A friend of mine has just started therapy for being “a people-pleaser.”
This does not please me.
Why? Well, let’s take a moment to think about what being “a people-pleaser” means. It means you want to please people. Or, to put it another way, it means you want people to be happy and that if it is in your power to contribute to them advancing towards this fine state, you will do so.
Why, then, has it become a faintly pejorative term? Why should, in the name of all that’s holy, you need to be therapised out of it? It is because, quite simply, so many other people are not people pleasers. They are – and I’m sorry to spout technical jargon here, but I hope you’ll try and stay with me – shitbags, out for what they can get, who move through life taking more than they give and sitting on their massed hordes of other folks’ time, energy, goodwill and unspecified further rare and precious resources like particularly smug and malevolent dragons.

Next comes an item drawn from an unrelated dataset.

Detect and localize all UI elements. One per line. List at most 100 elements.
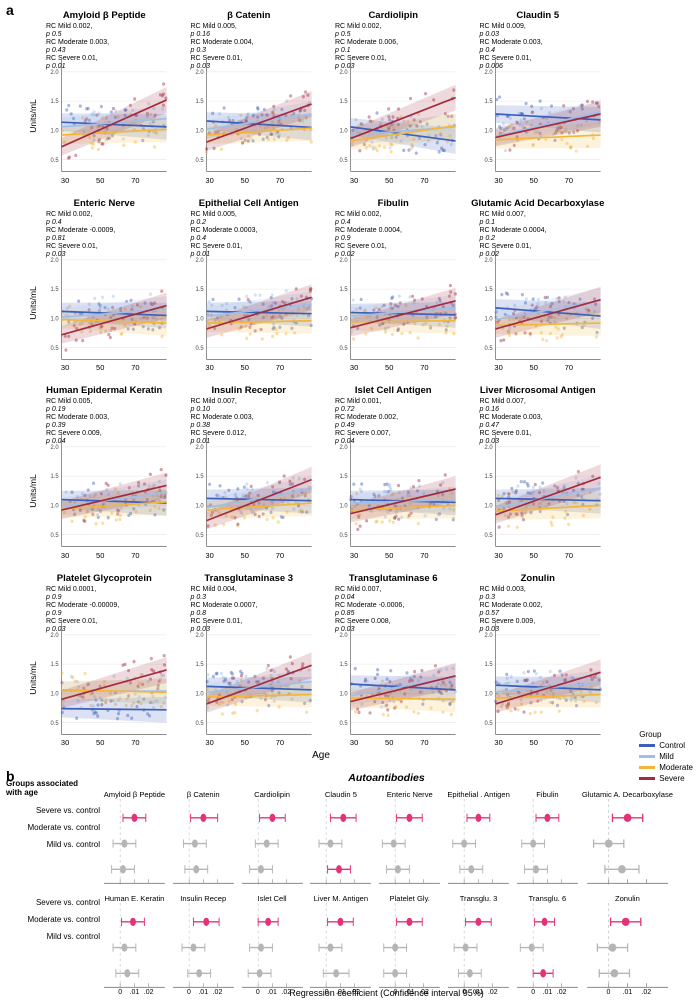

These are the individuals who love nothing more than to come across someone who, as the therapist put it in my friend’s first session, “has difficulty establishing boundaries.” Of course they do. Because where there are no boundaries, it is easier to plunder and to colonise.
I have seen it happen to her and to other friends time and time again. It happens in personal contexts, whereby romantic partners (men, usually, though not exclusively) become parasitic and end up living comfortably in the PP’s home and off her income.
It happens in professional contexts, whereby employers keep adding responsibilities and enlarging the scope of the office PP’s job until she’s working round the clock for no more money (or even recognition) until she is on the edge of a nervous breakdown. When, of course, she will be replaced without a second thought, usually by another PP so the whole sorry cycle can begin again.
None of this is something that should happen to people who only want other people to be happy. The people who should be being flung into a therapist’s office (at best – if I had my druthers it would be a straw-lined cell with a freezing hose turned on them at irregular intervals) are the shitbags. That’s where the problem lies. But with tedious predictability, we have chosen to attack the problem from the wrong but easier end and go after those who are – if you look at it clearly and rationally – the victims, not the perpetrators.
I can say all this of course because I am not a people pleaser. I used to be, when I was younger. I absorbed unquestioningly all the messages society gives girls and young women to think of others, put their needs before your own (such excellent practice for being a good wife and mother later on!), efface yourself, keep small, keep quiet, be kind – as long as it’s never to yourself.
Unfortunately (for others), as I got older this proved to be very much learned rather than innate behaviour for me – nurture rather than nature – and by the time I hit 30 I had largely shucked off the lessons society and several unrewarding boyfriends would have liked me to learn. I decided that I was at least as important as a shitbag and wouldn’t let them circumscribe my life anymore.
Call it what you like: a splinter of ice in the heart, a streak of steel in the soul or an ineradicable ball of selfishness at my core, but that is what saved me from countless intrusions on my self (nor on my time, nor into my flat which no-one else was going to share again without paying the proper amount of rent and apportioned bills. Jesus.) I started saying yes when appropriate and no when necessary and turning my back on anyone who reacted badly to the latter. I have been free, financially sound and surrounded by good people ever since.
I wish this for my friend, and if therapy is the only way to get her there, so be it. But I remain displeased, and thoroughly so, that the responsibility is on her to change. It smacks of victim-blaming and at a time when women are repeatedly being urged not to make a fuss in the face of ever-more swingeing attacks on their rights, it feels increasingly misplaced.
Requiring good, kind people to fight against their natures, to become harder and colder in order to deal with all those who will seek to take advantage of them in their habitual free and open state is the thin end of a wedge that tells women not to dress or drink or dance like that if they don’t want to bring trouble down on themselves, and then that if they do they have only themselves to blame.
Yes, there are practical measures we should all take to survive the current arrangement of society. But the messaging in a broader sense and working on a grander timescale is important too, and that messaging is all wrong. The message should be: it’s not You, it’s Them. And the movement should be towards a world that re-educates Them. You – yes, You – are absolutely fine as You are.